CINCINNATI, OH - DECEMBER 7: Le'Veon Bell #26 of the Pittsburgh Steelers carries the ball during the first quarter of the game against the Cincinnati Bengals at Paul Brown Stadium on December 7, 2014 in Cincinnati, Ohio. (Photo by Andy Lyons/Getty Images)

The loss of running back Le’Veon Bell should have been devastating for the Pittsburgh Steelers last year. He was the No. 2 fantasy running back in the league in 2014, and if not for the fact that he was suspended for two games at the start of 2015, would likely have been the No. 1 overall pick in almost all fantasy drafts last year (and still was, in many).

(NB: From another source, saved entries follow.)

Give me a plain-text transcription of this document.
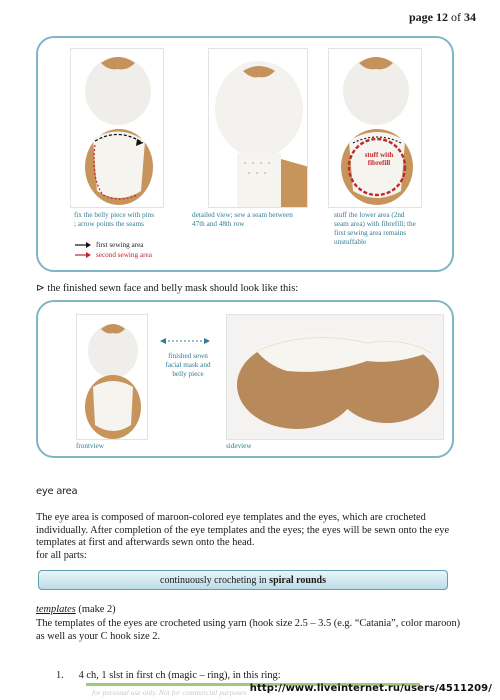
page 12 of 34
fix the belly piece with pins
; arrow points the seams
first sewing area
second sewing area
detailed view; sew a seam between
47th and 48th row
stuff with
fibrefill
stuff the lower area (2nd
seam area) with fibrefill; the
first sewing area remains
unstuffable
⊳ the finished sewn face and belly mask should look like this:
frontview
finished sewn
facial mask and
belly piece
sideview
eye area
The eye area is composed of maroon-colored eye templates and the eyes, which are crocheted
individually. After completion of the eye templates and the eyes; the eyes will be sewn onto the eye
templates at first and afterwards sewn onto the head.
for all parts:
continuously crocheting in spiral rounds
templates (make 2)
The templates of the eyes are crocheted using yarn (hook size 2.5 – 3.5 (e.g. “Catania”, color maroon)
as well as your C hook size 2.
1. 4 ch, 1 slst in first ch (magic – ring), in this ring:
for personal use only. Not for commercial purposes http://www.liveinternet.ru/users/4511209/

So when Bell tore his MCL in Week 8 and was lost for the year, that should have been a big deal. Instead, veteran DeAngelo Williams stepped in for Bell and went wild. He finished the year as the No. 4 fantasy running back. From Week 9 on, Williams was the No. 1 fantasy running back in the league on a per-game basis, averaging 17 fantasy points a game.

The dropoff from Bell to Williams was tiny, which brings us to our Stat of the Day: Playing 16 games in 2014, Le’Veon Bell put up 287 fantasy points. In 2015, Bell and Williams combined for 279. There just wasn’t any real difference between the two backs from a fantasy standpoint — even on a per-snap basis, Williams' 0.33 points per fantasy opportunity was only slightly behind what Bell produced in 2015 (0.35) and 2014 (0.37).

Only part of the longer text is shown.